Fontes ligadas ao ministro da Economia informaram ao iG que Guedes condicionou a recriação da pasta do Trabalho às aprovações das reformas administrativa e tributária no Senado. As negociações devem ser repassadas para Ciro Nogueira, novo ministro-chefe da Casa Civil.

"A participação do Centrão no Governo é para fortalecer a posição política do Bolsonaro. O Guedes vai perder seu poder, mas não a importância. Para o Planalto, ele é uma figura estabilizadora e que atrai o investimento externo e dá perspectiva positiva para investidores. A entrada de partidos no governo visa melhorar o que Guedes não teve, a articulação política. Embora o ministro tenha boa influência na Câmara, a situação de Guedes no Senado é bem complicada", explica Rodrigo Araújo, coordenador do curso de ciências econômicas do Ibmec-SP.

A preocupação de Guedes é que há forte apoio da Câmara dos Deputados às propostas apresentadas, mas os textos poderão travar no Senado, onde o ministro tem menos trânsito. Outro fator preocupante para a tramitação do texto entre os senadores é o possível afastamento entre Rodrigo Pacheco (DEM-MG) e Jair Bolsonaro. As falas antidemocráticas do presidente nas últimas semanas sobre a possibilidade de não haver eleições em 2022 caso não seja aprovado o voto impresso foram mal recebidas por Congressistas. A situação fica ainda pior quando a ala política aliada a Bolsonaro ressalta a possibilidade de Pacheco se candidatar à presidência da República, ou seja, ameaça ao atual mandatário do Brasil.
De carta-branca a divisão da pasta

Economista renomado no país, Paulo Guedes se tornou ministro de Bolsonaro antes mesmo das eleições de 2018. Durante as negociações para a candidatura, Jair Bolsonaro via em Guedes seu fiel escudeiro quando o assunto é economia, tanto que ressaltou a carta-branca ao ministro, chamado de 'Posto Ipiranga' e encarado como um 'superministro'.
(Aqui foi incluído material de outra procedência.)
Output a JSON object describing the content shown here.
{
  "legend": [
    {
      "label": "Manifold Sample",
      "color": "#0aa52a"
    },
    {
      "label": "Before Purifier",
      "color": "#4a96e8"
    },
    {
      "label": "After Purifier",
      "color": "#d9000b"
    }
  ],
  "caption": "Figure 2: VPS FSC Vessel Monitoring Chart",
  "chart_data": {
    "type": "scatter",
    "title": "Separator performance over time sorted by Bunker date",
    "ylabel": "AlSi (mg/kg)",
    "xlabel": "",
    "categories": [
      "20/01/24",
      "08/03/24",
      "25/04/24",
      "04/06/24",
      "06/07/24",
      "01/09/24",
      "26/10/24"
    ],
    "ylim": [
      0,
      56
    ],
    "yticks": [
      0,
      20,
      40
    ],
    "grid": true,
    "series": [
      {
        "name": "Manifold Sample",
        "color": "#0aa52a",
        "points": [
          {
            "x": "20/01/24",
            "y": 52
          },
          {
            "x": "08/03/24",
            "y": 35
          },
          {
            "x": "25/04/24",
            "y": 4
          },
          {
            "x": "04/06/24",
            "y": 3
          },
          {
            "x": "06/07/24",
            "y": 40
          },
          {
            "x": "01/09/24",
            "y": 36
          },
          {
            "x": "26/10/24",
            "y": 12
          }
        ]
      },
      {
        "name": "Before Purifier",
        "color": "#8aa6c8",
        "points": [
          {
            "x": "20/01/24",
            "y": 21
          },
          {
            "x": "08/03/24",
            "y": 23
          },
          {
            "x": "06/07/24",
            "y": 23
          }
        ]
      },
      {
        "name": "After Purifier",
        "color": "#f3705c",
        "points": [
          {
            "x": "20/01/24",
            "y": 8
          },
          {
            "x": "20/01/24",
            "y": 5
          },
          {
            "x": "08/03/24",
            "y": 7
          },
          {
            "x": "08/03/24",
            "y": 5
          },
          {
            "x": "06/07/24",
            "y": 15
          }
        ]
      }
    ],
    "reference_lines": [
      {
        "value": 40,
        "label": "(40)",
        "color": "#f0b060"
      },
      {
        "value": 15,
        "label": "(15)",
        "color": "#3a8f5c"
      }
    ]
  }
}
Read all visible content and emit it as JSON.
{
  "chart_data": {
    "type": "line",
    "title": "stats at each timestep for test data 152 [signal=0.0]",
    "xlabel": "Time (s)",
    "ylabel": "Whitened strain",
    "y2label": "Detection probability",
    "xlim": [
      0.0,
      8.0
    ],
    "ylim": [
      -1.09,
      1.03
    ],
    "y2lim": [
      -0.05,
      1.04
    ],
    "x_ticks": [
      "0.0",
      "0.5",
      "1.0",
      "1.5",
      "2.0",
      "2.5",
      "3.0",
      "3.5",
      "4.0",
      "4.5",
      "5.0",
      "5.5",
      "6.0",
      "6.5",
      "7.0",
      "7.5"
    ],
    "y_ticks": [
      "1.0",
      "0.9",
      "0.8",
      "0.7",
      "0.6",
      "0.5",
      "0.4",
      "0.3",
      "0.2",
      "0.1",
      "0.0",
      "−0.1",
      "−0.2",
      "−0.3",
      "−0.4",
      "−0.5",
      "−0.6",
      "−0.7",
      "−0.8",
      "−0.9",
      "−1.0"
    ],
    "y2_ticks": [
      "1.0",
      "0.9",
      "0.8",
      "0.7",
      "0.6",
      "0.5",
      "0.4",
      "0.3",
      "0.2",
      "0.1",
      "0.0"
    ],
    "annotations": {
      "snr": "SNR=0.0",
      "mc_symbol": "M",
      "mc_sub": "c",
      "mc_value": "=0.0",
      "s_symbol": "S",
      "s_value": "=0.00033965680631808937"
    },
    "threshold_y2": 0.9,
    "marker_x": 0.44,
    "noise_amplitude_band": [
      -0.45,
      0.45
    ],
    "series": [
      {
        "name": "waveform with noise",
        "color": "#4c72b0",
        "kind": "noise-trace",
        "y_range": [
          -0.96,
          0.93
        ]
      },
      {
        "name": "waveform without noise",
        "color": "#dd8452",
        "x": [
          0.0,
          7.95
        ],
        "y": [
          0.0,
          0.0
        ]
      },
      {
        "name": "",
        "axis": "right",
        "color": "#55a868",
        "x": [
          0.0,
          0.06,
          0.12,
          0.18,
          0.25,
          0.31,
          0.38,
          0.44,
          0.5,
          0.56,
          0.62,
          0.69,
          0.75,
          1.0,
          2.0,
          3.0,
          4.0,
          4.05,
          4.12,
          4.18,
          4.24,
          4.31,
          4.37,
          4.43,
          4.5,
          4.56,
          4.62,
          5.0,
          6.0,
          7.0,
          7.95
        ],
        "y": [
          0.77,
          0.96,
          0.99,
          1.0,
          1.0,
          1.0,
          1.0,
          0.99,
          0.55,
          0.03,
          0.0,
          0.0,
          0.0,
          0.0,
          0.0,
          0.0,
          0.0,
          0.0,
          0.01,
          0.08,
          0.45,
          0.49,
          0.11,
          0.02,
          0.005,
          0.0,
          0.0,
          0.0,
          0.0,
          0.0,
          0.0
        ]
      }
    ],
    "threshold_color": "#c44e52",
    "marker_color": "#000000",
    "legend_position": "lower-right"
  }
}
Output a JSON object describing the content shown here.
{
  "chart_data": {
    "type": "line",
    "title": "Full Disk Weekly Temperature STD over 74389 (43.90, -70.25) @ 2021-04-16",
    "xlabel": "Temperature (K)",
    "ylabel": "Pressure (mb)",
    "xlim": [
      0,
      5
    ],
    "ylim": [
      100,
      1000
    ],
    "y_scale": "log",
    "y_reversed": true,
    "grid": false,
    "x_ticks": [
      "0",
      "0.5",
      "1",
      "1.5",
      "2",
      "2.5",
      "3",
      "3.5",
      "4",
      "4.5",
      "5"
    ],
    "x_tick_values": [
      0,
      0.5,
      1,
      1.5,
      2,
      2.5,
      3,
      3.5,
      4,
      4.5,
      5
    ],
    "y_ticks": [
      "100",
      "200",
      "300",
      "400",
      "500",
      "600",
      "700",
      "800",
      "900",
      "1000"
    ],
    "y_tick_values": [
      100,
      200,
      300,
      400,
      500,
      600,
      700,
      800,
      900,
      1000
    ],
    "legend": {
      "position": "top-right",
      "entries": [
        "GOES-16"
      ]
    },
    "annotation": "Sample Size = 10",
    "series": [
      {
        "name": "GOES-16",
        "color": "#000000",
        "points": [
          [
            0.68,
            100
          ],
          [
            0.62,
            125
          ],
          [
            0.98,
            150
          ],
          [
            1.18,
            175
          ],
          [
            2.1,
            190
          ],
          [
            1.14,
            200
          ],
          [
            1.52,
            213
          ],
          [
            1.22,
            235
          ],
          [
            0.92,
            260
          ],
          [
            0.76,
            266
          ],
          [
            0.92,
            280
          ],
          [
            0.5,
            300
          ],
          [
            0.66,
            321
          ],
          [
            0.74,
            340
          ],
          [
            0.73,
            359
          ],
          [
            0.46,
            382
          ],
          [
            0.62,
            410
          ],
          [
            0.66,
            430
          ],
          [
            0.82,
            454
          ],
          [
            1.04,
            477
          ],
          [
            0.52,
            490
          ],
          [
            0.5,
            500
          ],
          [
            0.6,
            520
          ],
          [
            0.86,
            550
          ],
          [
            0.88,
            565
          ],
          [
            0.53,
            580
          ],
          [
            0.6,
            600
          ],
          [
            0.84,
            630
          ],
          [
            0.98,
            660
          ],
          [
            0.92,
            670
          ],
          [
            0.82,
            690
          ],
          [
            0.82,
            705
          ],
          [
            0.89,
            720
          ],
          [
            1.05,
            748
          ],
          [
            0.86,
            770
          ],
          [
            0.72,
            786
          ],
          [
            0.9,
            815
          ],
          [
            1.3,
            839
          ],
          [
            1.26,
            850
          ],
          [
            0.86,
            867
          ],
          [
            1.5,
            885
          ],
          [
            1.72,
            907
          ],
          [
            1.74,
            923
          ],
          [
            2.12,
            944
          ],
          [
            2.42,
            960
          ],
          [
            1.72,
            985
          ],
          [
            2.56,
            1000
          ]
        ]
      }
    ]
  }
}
Eleito, Bolsonaro juntou quatro ministérios e repassou o comando a Guedes. Além do Ministério da Fazenda, Trabalho, Indústria e Planejamento faziam parte do super-ministério.

Com promessa de agenda liberal, Paulo Guedes passou a estudar reformas estruturantes que, segundo especialistas, se faziam e se fazem necessárias no país. No entanto, as alterações tributárias e administrativas ficaram estacionadas em 2020, devido às urgências de gastos com a pandemia e a falta de habilidade política do governo, constantemente em crise.

Ainda no ano passado, Paulo Guedes começou a ver que sua prometida carta-branca passou a ser diminuída. A necessidade de apoio a pautas ideológicas e outras agendas do governo federal fizeram o Palácio de Planalto se aliar ao Centrão, bloco de partidos criticado por Bolsonaro na campanha eleitoral e no primeiro ano de mandato.

"A perda de poder dele se deve ao fato de passarmos dois anos e meio, indo para o final do terceiro ano de mandato, e ele não conseguiu entregar nada que ele prometeu durante a campanha. Ele queria privatizar as estatais até agora que nós temos, é esse fiasco da Eletrobras. Prometeu que iria zerar o déficit público e até agora não há nenhum sinal. Reforma administrativa, no sentido de reorganizar sobretudo as relações de trabalho dos servidores públicos. Nada foi feito. A reforma tributária é essa confusão que ninguém sabe onde vai dar", diz o professor da FGV.